LAST year’s winner of the BT Young Scientist and Technology Exhibition (BTYSE), Bandon’s Greg Tarr has fondly remembered the past year as one of the best of his short yet eventful life so far.
The former Bandon Grammar School student won the top prize in the prestigious competition for his project that used a sophisticated intelligence software programme that can efficiently detect ‘deepfake’ media with state-of-the-art accuracy. Having entered the competition five times, his perseverance and skills finally paid off for Greg.
Not only that, the entrepreneur – who celebrated his 19th birthday earlier this week – also took home third prize at the European Union Young Scientist Competition (EUCYS) as well as raising over $1.25m in capital for his start-up company, Inferex, which he set up two months after winning the BTYSE top prize.
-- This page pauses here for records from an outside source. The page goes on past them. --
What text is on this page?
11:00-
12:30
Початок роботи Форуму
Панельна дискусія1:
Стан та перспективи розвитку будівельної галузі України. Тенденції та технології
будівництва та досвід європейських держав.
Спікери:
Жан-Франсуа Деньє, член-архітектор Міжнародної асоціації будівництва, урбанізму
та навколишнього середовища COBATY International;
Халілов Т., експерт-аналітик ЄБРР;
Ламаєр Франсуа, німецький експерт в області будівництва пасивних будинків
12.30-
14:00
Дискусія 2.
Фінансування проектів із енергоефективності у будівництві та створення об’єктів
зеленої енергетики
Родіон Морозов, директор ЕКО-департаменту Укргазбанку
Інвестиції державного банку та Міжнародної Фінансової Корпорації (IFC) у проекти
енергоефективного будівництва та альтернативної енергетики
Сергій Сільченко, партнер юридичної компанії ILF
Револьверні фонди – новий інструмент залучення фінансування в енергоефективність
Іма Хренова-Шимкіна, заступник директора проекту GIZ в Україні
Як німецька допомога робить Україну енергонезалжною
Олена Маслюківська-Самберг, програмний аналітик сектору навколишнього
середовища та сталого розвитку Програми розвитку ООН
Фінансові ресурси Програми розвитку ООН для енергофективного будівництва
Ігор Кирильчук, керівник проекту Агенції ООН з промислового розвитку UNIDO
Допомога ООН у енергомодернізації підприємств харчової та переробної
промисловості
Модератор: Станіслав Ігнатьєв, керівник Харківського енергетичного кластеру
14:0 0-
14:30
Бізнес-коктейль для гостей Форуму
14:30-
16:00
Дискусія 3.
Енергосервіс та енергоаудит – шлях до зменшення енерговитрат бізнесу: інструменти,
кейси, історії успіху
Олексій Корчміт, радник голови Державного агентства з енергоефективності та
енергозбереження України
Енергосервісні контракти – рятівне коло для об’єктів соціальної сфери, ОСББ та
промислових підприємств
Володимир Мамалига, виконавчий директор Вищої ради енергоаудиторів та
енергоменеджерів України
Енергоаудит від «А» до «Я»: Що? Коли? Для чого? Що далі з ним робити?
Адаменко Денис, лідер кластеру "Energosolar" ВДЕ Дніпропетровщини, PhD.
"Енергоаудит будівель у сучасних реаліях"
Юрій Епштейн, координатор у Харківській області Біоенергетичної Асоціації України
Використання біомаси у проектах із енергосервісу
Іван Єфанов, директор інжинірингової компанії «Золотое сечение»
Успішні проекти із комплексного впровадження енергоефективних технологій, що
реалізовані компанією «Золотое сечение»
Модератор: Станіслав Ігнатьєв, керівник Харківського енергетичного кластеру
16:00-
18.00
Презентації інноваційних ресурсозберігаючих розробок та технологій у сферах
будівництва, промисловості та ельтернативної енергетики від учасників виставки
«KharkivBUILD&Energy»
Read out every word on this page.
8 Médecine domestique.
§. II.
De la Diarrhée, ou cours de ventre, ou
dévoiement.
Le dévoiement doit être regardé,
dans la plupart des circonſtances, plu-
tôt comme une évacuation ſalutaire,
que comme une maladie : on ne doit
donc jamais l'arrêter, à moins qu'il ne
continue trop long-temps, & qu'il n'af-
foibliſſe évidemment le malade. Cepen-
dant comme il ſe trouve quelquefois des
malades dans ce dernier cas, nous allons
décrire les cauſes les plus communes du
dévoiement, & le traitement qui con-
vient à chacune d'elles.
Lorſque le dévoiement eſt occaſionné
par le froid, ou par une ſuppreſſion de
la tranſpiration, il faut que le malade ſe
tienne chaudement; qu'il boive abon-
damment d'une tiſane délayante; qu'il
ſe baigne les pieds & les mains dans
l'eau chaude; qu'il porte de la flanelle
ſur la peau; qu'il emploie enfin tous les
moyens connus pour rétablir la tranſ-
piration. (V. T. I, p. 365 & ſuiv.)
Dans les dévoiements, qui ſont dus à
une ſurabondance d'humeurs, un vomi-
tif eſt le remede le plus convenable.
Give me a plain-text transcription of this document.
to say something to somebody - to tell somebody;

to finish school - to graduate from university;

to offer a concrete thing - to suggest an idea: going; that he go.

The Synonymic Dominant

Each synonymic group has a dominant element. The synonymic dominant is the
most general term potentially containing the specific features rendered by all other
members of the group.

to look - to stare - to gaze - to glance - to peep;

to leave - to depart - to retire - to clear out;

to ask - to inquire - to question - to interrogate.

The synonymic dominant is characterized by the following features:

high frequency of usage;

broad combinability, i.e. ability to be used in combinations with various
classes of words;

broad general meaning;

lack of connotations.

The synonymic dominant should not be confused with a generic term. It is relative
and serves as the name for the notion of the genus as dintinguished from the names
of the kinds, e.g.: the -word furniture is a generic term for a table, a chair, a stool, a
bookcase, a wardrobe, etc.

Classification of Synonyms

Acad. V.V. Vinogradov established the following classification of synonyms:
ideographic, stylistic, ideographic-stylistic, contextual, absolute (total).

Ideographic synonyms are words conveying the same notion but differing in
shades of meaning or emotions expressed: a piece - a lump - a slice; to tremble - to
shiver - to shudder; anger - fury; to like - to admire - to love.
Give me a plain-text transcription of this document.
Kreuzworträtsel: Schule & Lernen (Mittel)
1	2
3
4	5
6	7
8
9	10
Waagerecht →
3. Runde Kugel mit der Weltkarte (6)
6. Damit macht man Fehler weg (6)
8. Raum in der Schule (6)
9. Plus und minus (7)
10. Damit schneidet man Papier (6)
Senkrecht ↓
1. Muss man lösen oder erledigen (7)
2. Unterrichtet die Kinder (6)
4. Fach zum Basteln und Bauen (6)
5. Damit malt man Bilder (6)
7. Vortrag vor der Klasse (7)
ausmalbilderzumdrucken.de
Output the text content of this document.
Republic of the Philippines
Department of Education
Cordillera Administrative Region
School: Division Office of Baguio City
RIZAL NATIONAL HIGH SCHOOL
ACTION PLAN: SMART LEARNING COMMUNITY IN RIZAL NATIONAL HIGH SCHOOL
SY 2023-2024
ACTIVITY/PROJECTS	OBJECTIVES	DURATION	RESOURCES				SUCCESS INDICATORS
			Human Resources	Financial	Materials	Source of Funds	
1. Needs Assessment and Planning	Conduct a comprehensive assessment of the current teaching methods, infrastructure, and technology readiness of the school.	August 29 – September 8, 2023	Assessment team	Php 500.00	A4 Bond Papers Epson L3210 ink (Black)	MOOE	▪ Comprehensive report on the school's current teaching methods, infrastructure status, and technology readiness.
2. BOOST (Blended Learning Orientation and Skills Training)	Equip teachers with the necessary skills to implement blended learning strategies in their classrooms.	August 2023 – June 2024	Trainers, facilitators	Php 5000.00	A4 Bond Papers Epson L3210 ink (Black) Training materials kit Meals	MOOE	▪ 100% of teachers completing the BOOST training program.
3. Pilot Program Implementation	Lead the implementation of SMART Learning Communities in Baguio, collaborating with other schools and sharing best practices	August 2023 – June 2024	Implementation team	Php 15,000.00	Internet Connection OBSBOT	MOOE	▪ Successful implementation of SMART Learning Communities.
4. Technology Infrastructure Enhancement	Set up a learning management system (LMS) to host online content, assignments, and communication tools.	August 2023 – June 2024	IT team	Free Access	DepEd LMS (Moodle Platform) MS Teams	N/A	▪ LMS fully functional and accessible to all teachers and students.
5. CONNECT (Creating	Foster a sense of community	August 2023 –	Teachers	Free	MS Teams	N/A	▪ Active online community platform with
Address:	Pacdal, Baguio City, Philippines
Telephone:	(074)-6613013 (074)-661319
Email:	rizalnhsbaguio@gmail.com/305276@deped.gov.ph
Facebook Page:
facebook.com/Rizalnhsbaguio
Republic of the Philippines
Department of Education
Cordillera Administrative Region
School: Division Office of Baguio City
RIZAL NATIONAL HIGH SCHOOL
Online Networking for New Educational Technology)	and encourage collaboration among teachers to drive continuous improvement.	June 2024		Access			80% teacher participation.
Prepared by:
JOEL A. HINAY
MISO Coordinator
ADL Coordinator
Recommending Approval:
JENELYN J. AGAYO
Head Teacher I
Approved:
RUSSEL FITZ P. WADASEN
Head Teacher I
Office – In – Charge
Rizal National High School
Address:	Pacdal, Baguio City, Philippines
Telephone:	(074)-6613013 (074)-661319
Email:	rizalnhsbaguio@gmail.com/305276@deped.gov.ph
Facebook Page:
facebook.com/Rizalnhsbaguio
The goal of his company is automate AI infrastructure for the world and he credits winning the competition as giving him credibility and thought despite his relatively young age.
Despite being inundated with job offers from AI (artificial intelligence) companies, he decided to go out on his own, bypassed college and set about raising the seed capital for his new venture.
‘The past year has been amazing and winning the BTYSE enabled me to raise over a million dollars and start an AI infrastructure company, which has been my dream for almost a decade now,’ Greg told The Southern Star.
‘We’re putting the money to good use and we’re expanding the team as rapidly as possible by hiring AI engineers and senior software engineers around the world on our new AI deployment platform.’
Greg’s team is sprinkled around the country as well as having employees based in Canada and the US.
They also have a data centre in Cork, where they host most of their infrastructure.
‘We’re making great advancement on the product and we are coming up with amazing ideas on how to help our customers and we’re talking to our customers every day.’
The ceo of Inferex added that all they need now is a group of incredible amazing people to build an amazing product and expects the coming year to be one of his busiest.
‘It’s pretty interesting to think that just a year ago I was working on a deepfake detector project and now I am managing a team of engineers building something that will help thousands of companies.’